According to critics like Arrocha and Coriat, the government has a clear-cut motive for insisting on an accident scenario, instead of at least looking into the possibility of a homicide:
“It’s the need to protect tourism,” Arrocha says, echoing those involved in the Humphrey case.
When I ask him why the Kremer family ultimately declined to take the case to the ICJ, Arrocha says that the family might have preferred psychological closure to learning any more unpleasant facts.
“You don’t see what you don’t want to see,” he says.
A few days later, when I meet again with top guide Plinio, I ask him about Arrocha’s suspicions.
“There are many ways to die up there in the mountains,” says Plinio, who continued to lead police search parties for some two weeks after Kris and Lisanne were reported missing.

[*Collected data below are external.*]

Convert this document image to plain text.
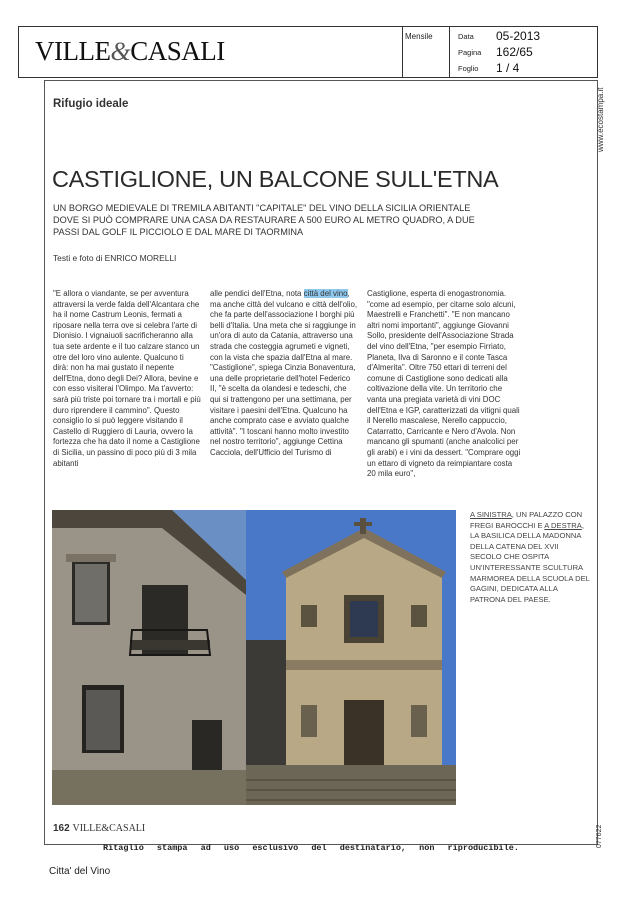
VILLE&CASALI	Mensile	Data 05-2013
Pagina 162/65
Foglio 1 / 4
www.ecostampa.it
077622
Rifugio ideale
CASTIGLIONE, UN BALCONE SULL'ETNA
UN BORGO MEDIEVALE DI TREMILA ABITANTI "CAPITALE" DEL VINO DELLA SICILIA ORIENTALE DOVE SI PUÒ COMPRARE UNA CASA DA RESTAURARE A 500 EURO AL METRO QUADRO, A DUE PASSI DAL GOLF IL PICCIOLO E DAL MARE DI TAORMINA
Testi e foto di ENRICO MORELLI
"E allora o viandante, se per avventura attraversi la verde falda dell'Alcantara che ha il nome Castrum Leonis, fermati a riposare nella terra ove si celebra l'arte di Dionisio. I vignaiuoli sacrificheranno alla tua sete ardente e il tuo calzare stanco un otre del loro vino aulente. Qualcuno ti dirà: non ha mai gustato il nepente dell'Etna, dono degli Dei? Allora, bevine e con esso visiterai l'Olimpo. Ma t'avverto: sarà più triste poi tornare tra i mortali e più duro riprendere il cammino". Questo consiglio lo si può leggere visitando il Castello di Ruggiero di Lauria, ovvero la fortezza che ha dato il nome a Castiglione di Sicilia, un passino di poco più di 3 mila abitanti
alle pendici dell'Etna, nota città del vino, ma anche città del vulcano e città dell'olio, che fa parte dell'associazione I borghi più belli d'Italia. Una meta che si raggiunge in un'ora di auto da Catania, attraverso una strada che costeggia agrumeti e vigneti, con la vista che spazia dall'Etna al mare. "Castiglione", spiega Cinzia Bonaventura, una delle proprietarie dell'hotel Federico II, "è scelta da olandesi e tedeschi, che qui si trattengono per una settimana, per visitare i paesini dell'Etna. Qualcuno ha anche comprato case e avviato qualche attività". "I toscani hanno molto investito nel nostro territorio", aggiunge Cettina Cacciola, dell'Ufficio del Turismo di
Castiglione, esperta di enogastronomia. "come ad esempio, per citarne solo alcuni, Maestrelli e Franchetti". "E non mancano altri nomi importanti", aggiunge Giovanni Sollo, presidente dell'Associazione Strada del vino dell'Etna, "per esempio Firriato, Planeta, Ilva di Saronno e il conte Tasca d'Almerita". Oltre 750 ettari di terreni del comune di Castiglione sono dedicati alla coltivazione della vite. Un territorio che vanta una pregiata varietà di vini DOC dell'Etna e IGP, caratterizzati da vitigni quali il Nerello mascalese, Nerello cappuccio, Catarratto, Carricante e Nero d'Avola. Non mancano gli spumanti (anche analcolici per gli arabi) e i vini da dessert. "Comprare oggi un ettaro di vigneto da reimpiantare costa 20 mila euro",
A SINISTRA, UN PALAZZO CON FREGI BAROCCHI E A DESTRA, LA BASILICA DELLA MADONNA DELLA CATENA DEL XVII SECOLO CHE OSPITA UN'INTERESSANTE SCULTURA MARMOREA DELLA SCUOLA DEL GAGINI, DEDICATA ALLA PATRONA DEL PAESE.
162 VILLE&CASALI
Ritaglio stampa ad uso esclusivo del destinatario, non riproducibile.
Citta' del Vino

His list of hazards includes disorienting terrain, jumping vipers and jaguars, and treacherous river crossings.
“Any criminals [in the area] would face the same risks as the holandesas themselves,” Plinio muses aloud. The general lack of mobility would cut both ways, he says, and all the trails in the area were searched at the time.
“If a third party was involved,” Plinio asks himself, as if still haunted by the question, “how come we never found any sign of them?”
Then the guide crosses himself, and kisses his fingertips.
“There are a lot of ways to die up there,” he says again.